Он решил не зажигать свет и поэтому вооружился фонариком. Бутыль была на месте. Теперь следовало перелить содержимое в заготовленную трехлитровую банку. Стараясь не пролить ни капли, он опорожнил емкость и из принесенной канистры влил в нее слабый солевой раствор, приготовленный дома. После секундных размышлений он сгреб с полки различные реактивы и, не особо заботясь о пропорции, вытряхнул часть содержимого в портфель. В коридоре он выключил фонарик и, несмотря на то что свет был погашен, решил двигаться, пользуясь светом ночного города. Высокие окна старого петербургского дома жалюзи не имели, и света было достаточно, чтобы не споткнуться, но недостаточно, чтобы увидеть темную фигуру человека, который неподвижно стоял у колонны. Справившись с замком, Павел Гройзман шагнул на лестницу, ведущую к входной двери. Сторож, очевидно, по всегдашней привычке решил навестить кочегара местной котельной, но у Павла был свой ключ, который он изготовил накануне, дабы его посещение лаборатории на этот раз оказалось незамеченным. Едва Пашина нога коснулась ступеньки парадной лестницы, ведущей вниз, как неизвестная сила сковала его движение. Это было настолько неожиданно, что Гройзман едва не потерял сознание. Но в следующую секунду произошло то, что часто является источником вдохновения для многих писателей и что служит объектом пристального, но бессильного внимания ученых, занимающихся исследованием человеческого поведения. Гройзман не опустил бессильно руки, не закричал и даже не принялся лихорадочно вырываться. Он неожиданно резко и сильно лягнул левой ногой того или то, что удерживало его, и, не оглядываясь, побежал. Очевидно, неожиданность поведения Гройзмана и явилась источником его победы в короткой схватке. Прижимая портфель к груди, он выскочил на ночную улицу, сырую от вечного дождя и почти пустую. Опасаясь погони, он, однако, вскоре перешел с бега на шаг, с каким-то звериным, инстинктивным облегчением понимая, что ее почему-то не будет. В трамвае, который вскоре подобрал Гройзмана, он открыл портфель и осмотрел свое сокровище. Все было в порядке. В портфеле. Но не в жизни Гройзмана. В его жизни наступили стремительные и ошеломляющие перемены, и, сжимая холодные поручни и по инерции вглядываясь в убегающую за трамваем мглу, он это сейчас абсолютно четко понимал.

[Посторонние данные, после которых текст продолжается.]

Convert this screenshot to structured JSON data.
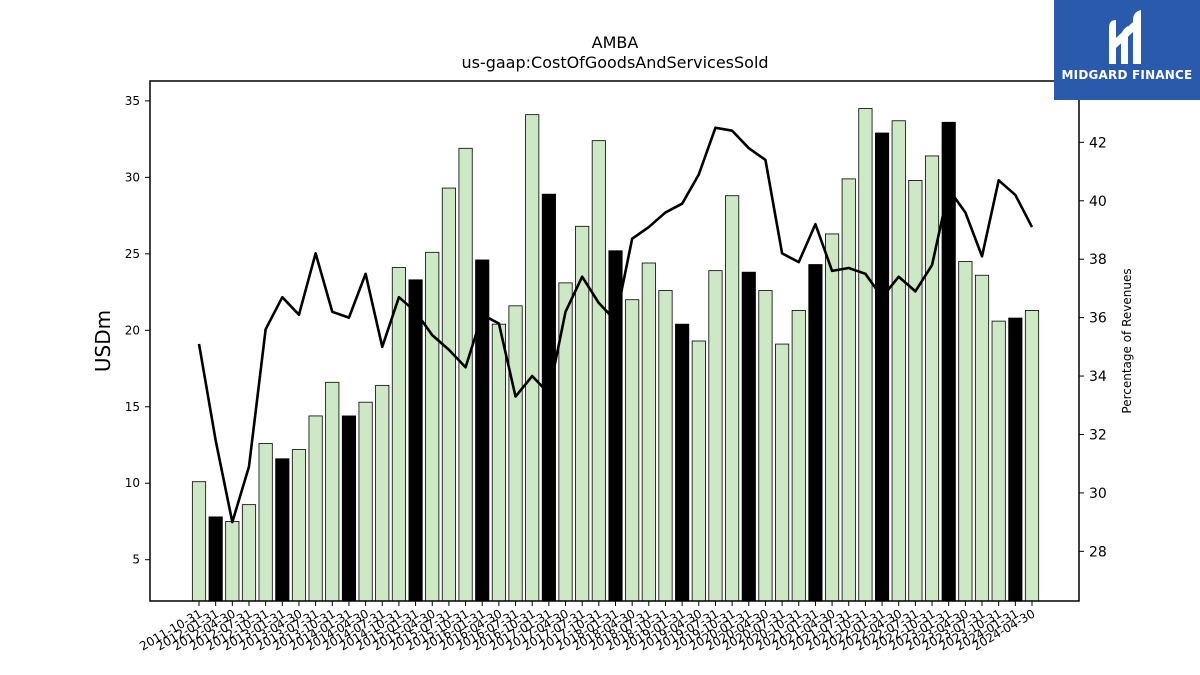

А ведь он так и не узнал, кто это был. Может, черт, а может, ангел. Так же как этот человек с трубой. Сейчас они тронутся с места, и он никогда не узнает этого.

Но темное нечто уже вползло в сознание. И это нечто говорило, что сейчас он, Гройзман, поймет многое из того, что не понимал раньше. И все – и его воспоминания, и последовавшая за тем происшествием жизнь – все начало медленно осыпаться деталями, как разноцветными стеклами калейдоскопа.

Удар из гранатомета не отбросил и почти не пошевелил грозного бронированного монстра. Язычок пламени влетел в салон, лизнул дорогую обшивку и исчез. В открытую щель засияло белое олово Невы.

Гройзман закричал. Он думал, что кричит. Но лишь открывал рот, словно рыба, выброшенная на береговой песок.

Второй стрелок пускал гранату, стоя на колене. Нужна была абсолютная точность, нужно было попасть в узкую щель в броне, образованную первым выстрелом. Он попал. Удар сокрушил пространство салона. Павел Григорьевич умер, не приходя в сознание от шока и от потери крови. Граната оторвала ему обе ноги.

Стрелки ушли с места событий на катере по Неве. Газеты были немногословны.

Очень скоро заправочные станции цвета футбольного клуба «Зенит» приобрели цвета футбольного клуба «Спартак».